We use two main ratios to inform us about debt to earnings levels. The first is net debt divided by earnings before interest, taxes, depreciation and amortization (EBITDA), while the second is how often its earnings before interest and taxes (EBIT) covers its interest expense (or its interests, for short). In this way, we consider both the absolute amount of debt, as well as the interest rates paid on it.

Rainbow Tours’ net debt is only 0.80 times its EBITDA. And its EBIT covers its interest charges 14.1 times. So we’re pretty relaxed about his super-conservative use of debt. It was also good to see that despite losing money on the EBIT line last year, Rainbow Tours turned the tide in the last 12 months, delivering an EBIT of 22 million zł. There is no doubt that we learn the most about debt from the balance sheet. But you can’t look at debt in total isolation; since Rainbow Tours will need income to repay this debt. So, when considering debt, it is definitely worth looking at the earnings trend. Click here for an interactive preview.
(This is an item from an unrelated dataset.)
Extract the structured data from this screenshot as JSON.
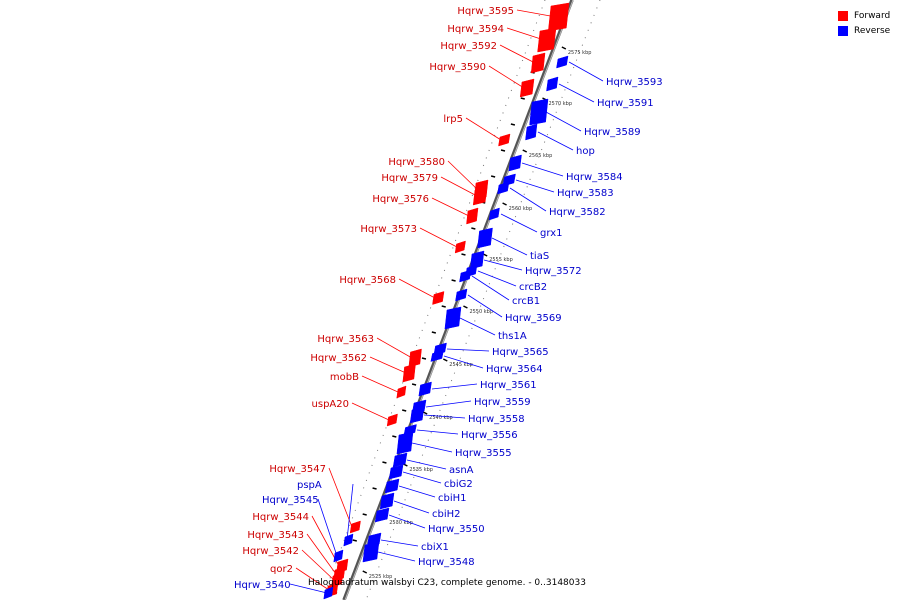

But our last consideration is also important, because a company cannot pay debt with paper profits; he needs cash. It is therefore important to check how much of its earnings before interest and taxes (EBIT) converts into actual free cash flow. Fortunately for all shareholders, Rainbow Tours has actually produced more free cash flow than EBIT over the past year. This kind of strong cash generation warms our hearts like a puppy in a bumblebee suit.

Our point of view

Fortunately, Rainbow Tours’ impressive interest coverage means it has the upper hand on its debt. But truth be told, we think his total passive level undermines that impression a bit. Looking at all of the aforementioned factors together, it seems to us that Rainbow Tours can manage its debt quite comfortably. Of course, while this leverage can improve return on equity, it comes with more risk, so it’s worth keeping an eye out for. There is no doubt that we learn the most about debt from the balance sheet. However, not all investment risks reside on the balance sheet, far from it. To do this, you need to find out about the 2 warning signs we spotted some with Rainbow Tours (including 1 that is significant).

If, after all that, you’re more interested in a fast-growing company with a strong balance sheet, check out our list of cash-flowing growth stocks without further ado.

This Simply Wall St article is general in nature. We provide commentary based on historical data and analyst forecasts only using unbiased methodology and our articles are not intended to be financial advice. It is not a recommendation to buy or sell stocks and does not take into account your objectives or financial situation. Our goal is to bring you targeted long-term analysis based on fundamental data. Note that our analysis may not take into account the latest announcements from price-sensitive companies or qualitative materials. Simply Wall St has no position in the stocks mentioned.